How can we claim ownership of all franchise listings if we don’t have all of the location data?

This is where having not only a technology solution but also a dedicated full-service support team comes in. No matter the state or volume of your location data, Rio SEO’s experts will meet you where you are and help bring the necessary data together to claim all of your listings.

What website address (URL) should we use in our local listings?

Ideally, you’ll send searchers to a local landing page, not the corporate website. Think in terms of the local customer experience. What are they most likely looking for when they visit a local listing? The features available on local listing platforms such as Google, Facebook, Yelp, etc. tell us that searchers are looking for things like:

  • Hours of operation
  • Directions to the location and the phone number
  • Photos and videos of that location
  • A description of the business and its products or services
  • Who owns or manages the location
  • Reviews that tell them about the experiences others are having at that location

Sending a customer to a generic corporate website isn’t the best next step in their journey. Think of why you would click on the ‘Website’ button on a Google Business Profile. Perhaps:

  • You want to learn more about the specific products and services, menus, amenities or other qualities that location offers.
  • You have questions weren’t answered in the listing.
  • You’re in browsing mode and want to continue perusing the brand’s offerings.

Local pages feed local consumers’ need for more in-depth information and are the next logical step in the searcher’s journey.
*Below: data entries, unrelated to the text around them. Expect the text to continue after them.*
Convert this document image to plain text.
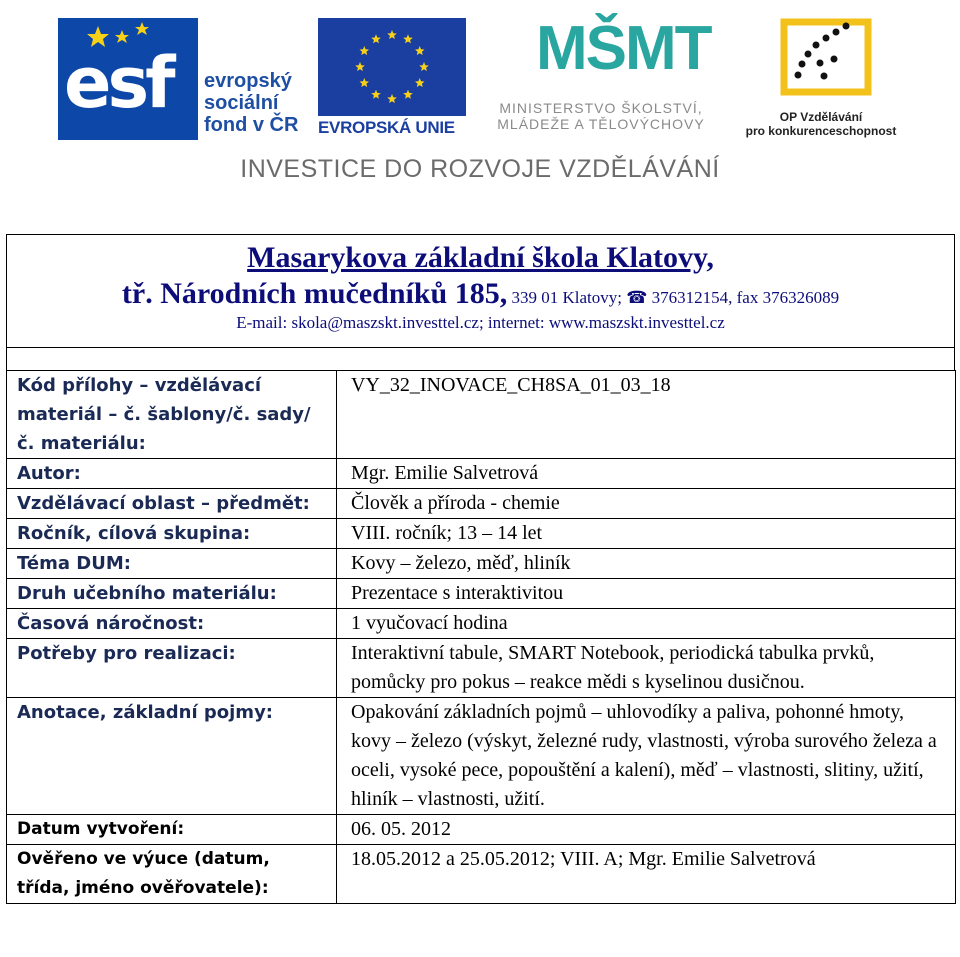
esf evropský
sociální
fond v ČR EVROPSKÁ UNIE
MŠMT
MINISTERSTVO ŠKOLSTVÍ,
MLÁDEŽE A TĚLOVÝCHOVY	OP Vzdělávání
pro konkurenceschopnost
INVESTICE DO ROZVOJE VZDĚLÁVÁNÍ
Masarykova základní škola Klatovy,
tř. Národních mučedníků 185, 339 01 Klatovy; ☎ 376312154, fax 376326089
E-mail: skola@maszskt.investtel.cz; internet: www.maszskt.investtel.cz
Kód přílohy – vzdělávací materiál – č. šablony/č. sady/č. materiálu:	VY_32_INOVACE_CH8SA_01_03_18
Autor:	Mgr. Emilie Salvetrová
Vzdělávací oblast – předmět:	Člověk a příroda - chemie
Ročník, cílová skupina:	VIII. ročník; 13 – 14 let
Téma DUM:	Kovy – železo, měď, hliník
Druh učebního materiálu:	Prezentace s interaktivitou
Časová náročnost:	1 vyučovací hodina
Potřeby pro realizaci:	Interaktivní tabule, SMART Notebook, periodická tabulka prvků, pomůcky pro pokus – reakce mědi s kyselinou dusičnou.
Anotace, základní pojmy:	Opakování základních pojmů – uhlovodíky a paliva, pohonné hmoty, kovy – železo (výskyt, železné rudy, vlastnosti, výroba surového železa a oceli, vysoké pece, popouštění a kalení), měď – vlastnosti, slitiny, užití, hliník – vlastnosti, užití.
Datum vytvoření:	06. 05. 2012
Ověřeno ve výuce (datum, třída, jméno ověřovatele):	18.05.2012 a 25.05.2012; VIII. A; Mgr. Emilie Salvetrová
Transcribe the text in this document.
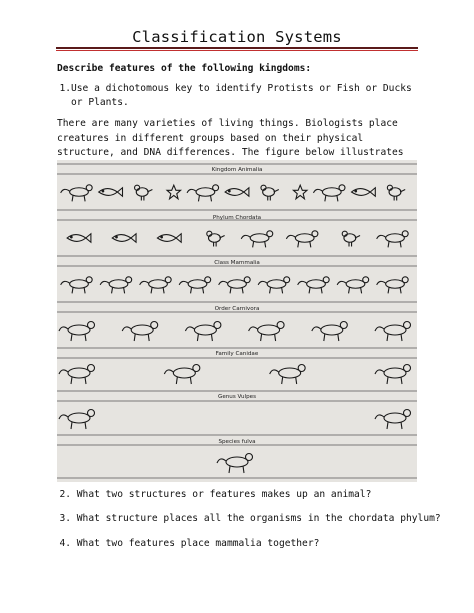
Classification Systems
Describe features of the following kingdoms:
1. Use a dichotomous key to identify Protists or Fish or Ducks or Plants.
There are many varieties of living things. Biologists place creatures in different groups based on their physical structure, and DNA differences. The figure below illustrates
Kingdom Animalia
Phylum Chordata
Class Mammalia
Order Carnivora
Family Canidae
Genus Vulpes
Species fulva
2. What two structures or features makes up an animal?
3. What structure places all the organisms in the chordata phylum?
4. What two features place mammalia together?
And, when they’re mobile-friendly and well-optimized, they help expand your brand’s local presence and become another point of discovery that can rank on relevant local searches, too.

Sample Charlotte-area location page

How can we use location data and marketing insights in our franchise marketing?

The quality and accessibility of location performance data available to the franchisor is critical. Incorporating local listing management for all franchisees into a central platform ensures that local managers and brand marketers can access local reporting.

At the brand level, our custom local reporting for franchises ensures you have a high-level overview of how locations rank and perform across the brand. You can identify outliers – top and lowest performers – and intervene or use these as use cases for other franchisees. You can see which locations are ranking in the top of their market and which may need local SEO improvements or the assistance of a PPC campaign to help boost their visibility in the most competitive shopping seasons.

Sample snippet of a custom franchise monthly report

You’ll be able to see and analyze review management, as well, which is an important element of your overall brand reputation management strategy. The brand can provide templates for franchisees to customize and designate points of contact for specific types of review escalation. As the franchisor, you can ensure that each location is upholding its review management responsibilities or offer assistance. See Reputation Management: Expert Tips for Franchise Businesses to learn more.

Access to the queries and terms real local customers use to search for products and services like yours is a rich source of insight. Use local SEO data to improve your offerings and customer service, inform content marketing campaigns, develop new offers and events that meet evolving customer behaviors, and more.